Pakistan confirms talks with Afghan military leader

Haqqani visit comes amid efforts to divide Taliban

War On Terrorism


ISLAMABAD, Pakistan - As U.S. forces began a new phase in the war in Afghanistan, the Pakistani government reported yesterday parallel political maneuvering to replace the Taliban regime.

The government confirmed that it held talks with Maulvi Jalaluddin Haqqani, a top Afghan military commander supportive of the Taliban. Haqqani, a hero of the resistance against the Soviet occupation in the 1980s, could command the loyalty of Pashtun tribes who back the Taliban.

Streets were calm in the aftermath of the U.S. commando raid in Afghanistan, although anti-war demonstrations, common in recent weeks, were planned for today in the Islamabad suburb of Rawilpindi.

Riaz Mohammed Khan, Pakistani Foreign Ministry spokesman, dismissed Taliban claims that it had shot down the U.S. helicopter that crashed during the commando operation, killing two U.S. servicemen. "It was an accident, not part of any military action against the Afghans," he said.

Addressing the political talks, Khan said Haqqani has crossed the border into Pakistan and met with Pakistani government officials and Afghan leaders in exile.

Haqqani controls the Taliban's strategic southern military command bordering Pakistan and holds the Cabinet post of minister in charge of tribal affairs. There is no indication that he has defected, but his visit comes amid allied efforts to exploit tensions within the ranks of the Taliban.

"This is something that the international community and the United Nations has been trying to promote," said Khan, who described Haqqani as "not a Taliban, but a commander of long-standing who is affiliated with the Taliban."

In an interview published yesterday by The News, an Islamabad English-language daily, Haqqani expressed support for the Taliban.

"We will retreat to the mountains and begin a long guerrilla war to reclaim our pure land from infidels and free our country like we did against the Soviets," Haqqani was quoted as saying. "We are eagerly awaiting the American troops to land on our soil, where we will deal with them in our own way."

Haqqani is a Ghilzai Pashtun tribal leader from the Jalalabad area in southeastern Afghanistan who became a powerful warlord during the war against the former Soviet Union. The Taliban recruited him and his forces to help capture the Afghan capital of Kabul in 1995.

"There are significant differences between Haqqani and the Taliban in Kandahar, but the Taliban realize how powerful he is and have given him a lot of autonomy," said Kamal Matinuddin, a retired Pakistani general and expert on the Afghan military. "If they can break him away from [Taliban leader] Mullah Omar, that would be an important achievement."

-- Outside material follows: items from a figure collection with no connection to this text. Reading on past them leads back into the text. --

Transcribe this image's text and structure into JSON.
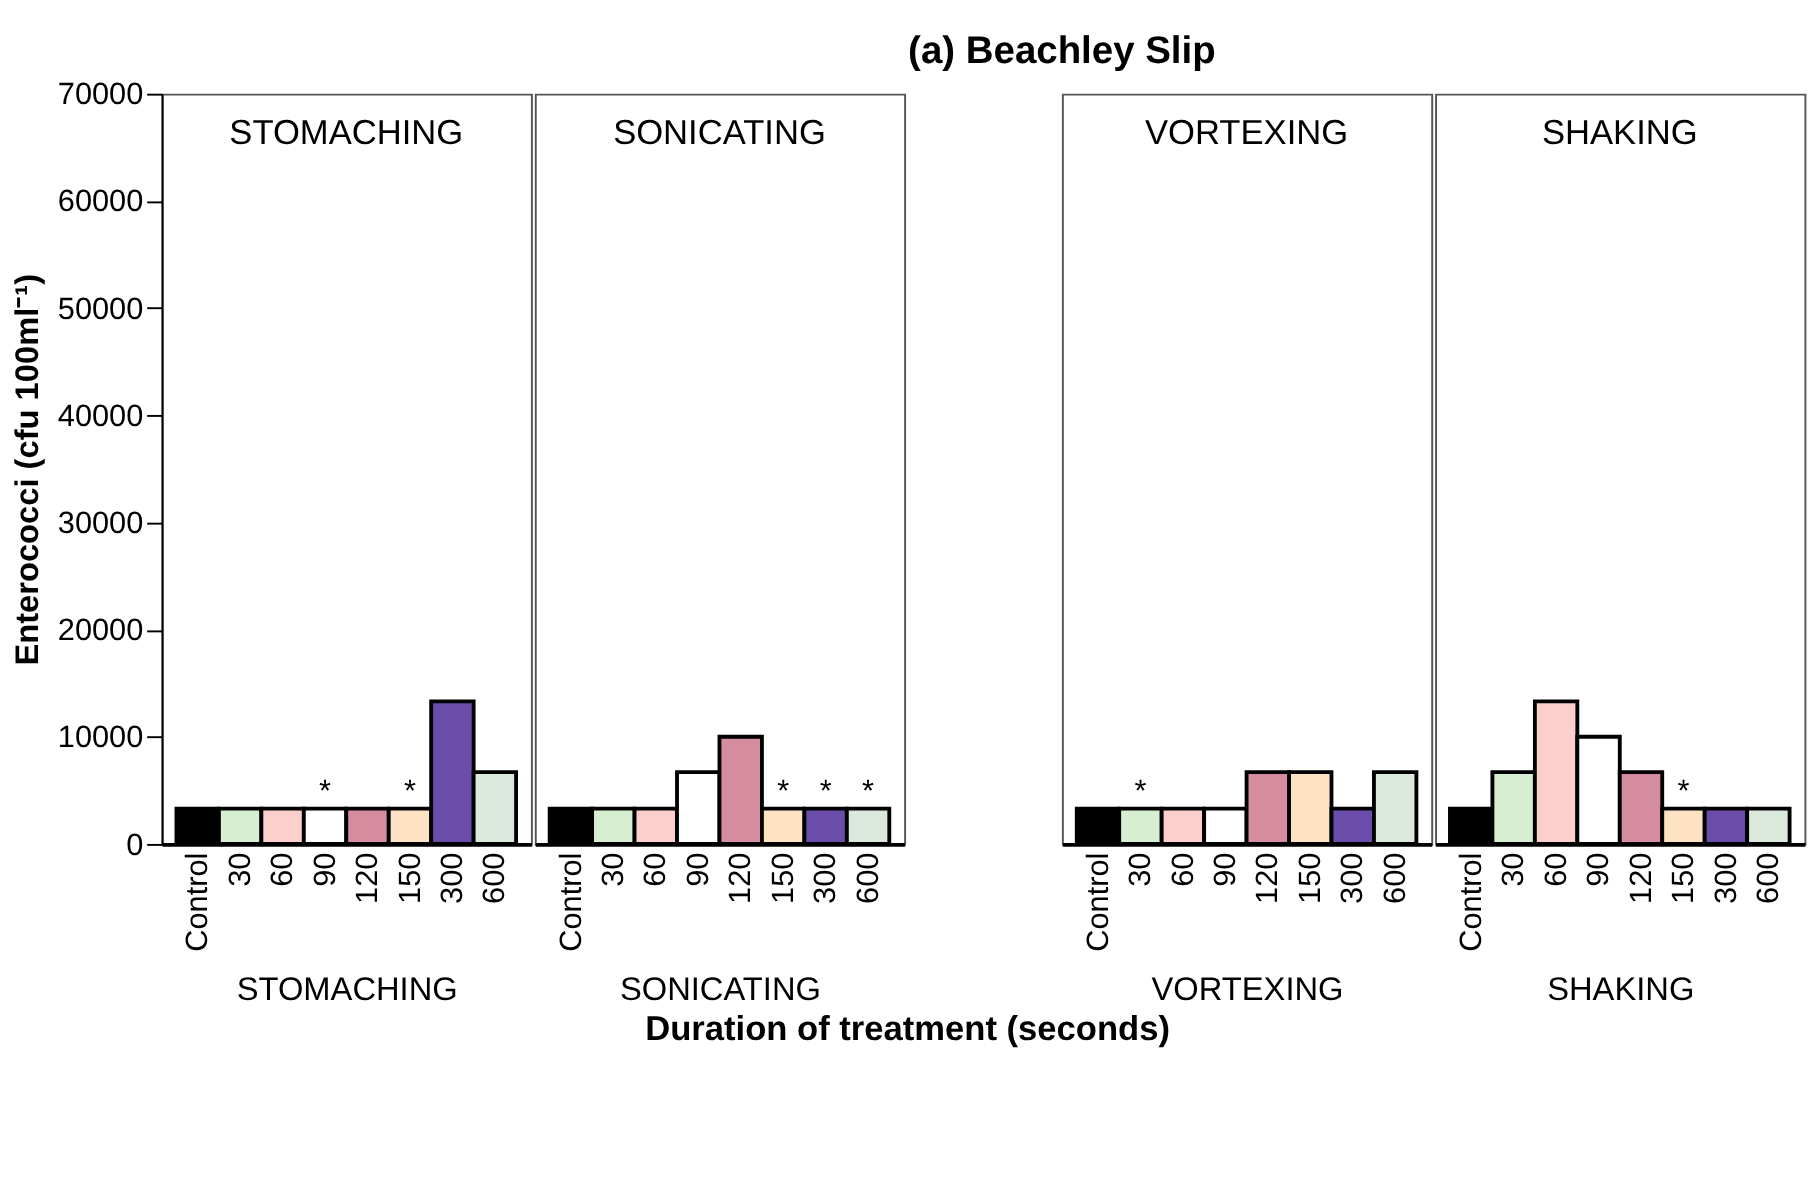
{
  "chart_data": [
    {
      "type": "bar",
      "subtitle": "STOMACHING",
      "xlabel": "STOMACHING",
      "ylabel": "Enterococci (cfu 100ml⁻¹)",
      "categories": [
        "Control",
        "30",
        "60",
        "90",
        "120",
        "150",
        "300",
        "600"
      ],
      "values": [
        3300,
        3300,
        3300,
        3300,
        3300,
        3300,
        13300,
        6700
      ],
      "colors": [
        "#000000",
        "#d6efd0",
        "#fbd0cc",
        "#ffffff",
        "#d58c9e",
        "#fde2c4",
        "#6a4caa",
        "#dbe8dc"
      ],
      "ylim": [
        0,
        70000
      ],
      "yticks": [
        0,
        10000,
        20000,
        30000,
        40000,
        50000,
        60000,
        70000
      ],
      "annotations": [
        "Duration of treatment (seconds)",
        {
          "text": "*",
          "x": "90",
          "y": 3300
        },
        {
          "text": "*",
          "x": "150",
          "y": 3300
        }
      ]
    },
    {
      "type": "bar",
      "subtitle": "SONICATING",
      "xlabel": "SONICATING",
      "categories": [
        "Control",
        "30",
        "60",
        "90",
        "120",
        "150",
        "300",
        "600"
      ],
      "values": [
        3300,
        3300,
        3300,
        6700,
        10000,
        3300,
        3300,
        3300
      ],
      "colors": [
        "#000000",
        "#d6efd0",
        "#fbd0cc",
        "#ffffff",
        "#d58c9e",
        "#fde2c4",
        "#6a4caa",
        "#dbe8dc"
      ],
      "ylim": [
        0,
        70000
      ],
      "yticks": [
        0,
        10000,
        20000,
        30000,
        40000,
        50000,
        60000,
        70000
      ],
      "tick_labels": "x",
      "annotations": [
        {
          "text": "*",
          "x": "150",
          "y": 3300
        },
        {
          "text": "*",
          "x": "300",
          "y": 3300
        },
        {
          "text": "*",
          "x": "600",
          "y": 3300
        }
      ]
    },
    {
      "type": "bar",
      "title": "(a) Beachley Slip",
      "subtitle": "VORTEXING",
      "xlabel": "VORTEXING",
      "categories": [
        "Control",
        "30",
        "60",
        "90",
        "120",
        "150",
        "300",
        "600"
      ],
      "values": [
        3300,
        3300,
        3300,
        3300,
        6700,
        6700,
        3300,
        6700
      ],
      "colors": [
        "#000000",
        "#d6efd0",
        "#fbd0cc",
        "#ffffff",
        "#d58c9e",
        "#fde2c4",
        "#6a4caa",
        "#dbe8dc"
      ],
      "ylim": [
        0,
        70000
      ],
      "yticks": [
        0,
        10000,
        20000,
        30000,
        40000,
        50000,
        60000,
        70000
      ],
      "tick_labels": "x",
      "annotations": [
        {
          "text": "*",
          "x": "30",
          "y": 3300
        }
      ]
    },
    {
      "type": "bar",
      "subtitle": "SHAKING",
      "xlabel": "SHAKING",
      "categories": [
        "Control",
        "30",
        "60",
        "90",
        "120",
        "150",
        "300",
        "600"
      ],
      "values": [
        3300,
        6700,
        13300,
        10000,
        6700,
        3300,
        3300,
        3300
      ],
      "colors": [
        "#000000",
        "#d6efd0",
        "#fbd0cc",
        "#ffffff",
        "#d58c9e",
        "#fde2c4",
        "#6a4caa",
        "#dbe8dc"
      ],
      "ylim": [
        0,
        70000
      ],
      "yticks": [
        0,
        10000,
        20000,
        30000,
        40000,
        50000,
        60000,
        70000
      ],
      "tick_labels": "x",
      "annotations": [
        {
          "text": "*",
          "x": "150",
          "y": 3300
        }
      ]
    }
  ]
}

Pakistan had a terrorist scare yesterday when an unattended piece of luggage in a waiting room at the Islamabad airport turned out to contain a small explosive device. Security officials put the bag in a bomb blanket and took it to a concrete bunker in the parking lot, where it exploded harmlessly.

Meanwhile, as many as 5,000 Afghan refugees crossed the border with Pakistan near Quetta, all carrying travel papers that allowed them entry, United Nations officials said. They said about 10,000 refugees without documents were nearby inside Afghanistan. Relief agencies say more than 5 million Afghans need humanitarian aid.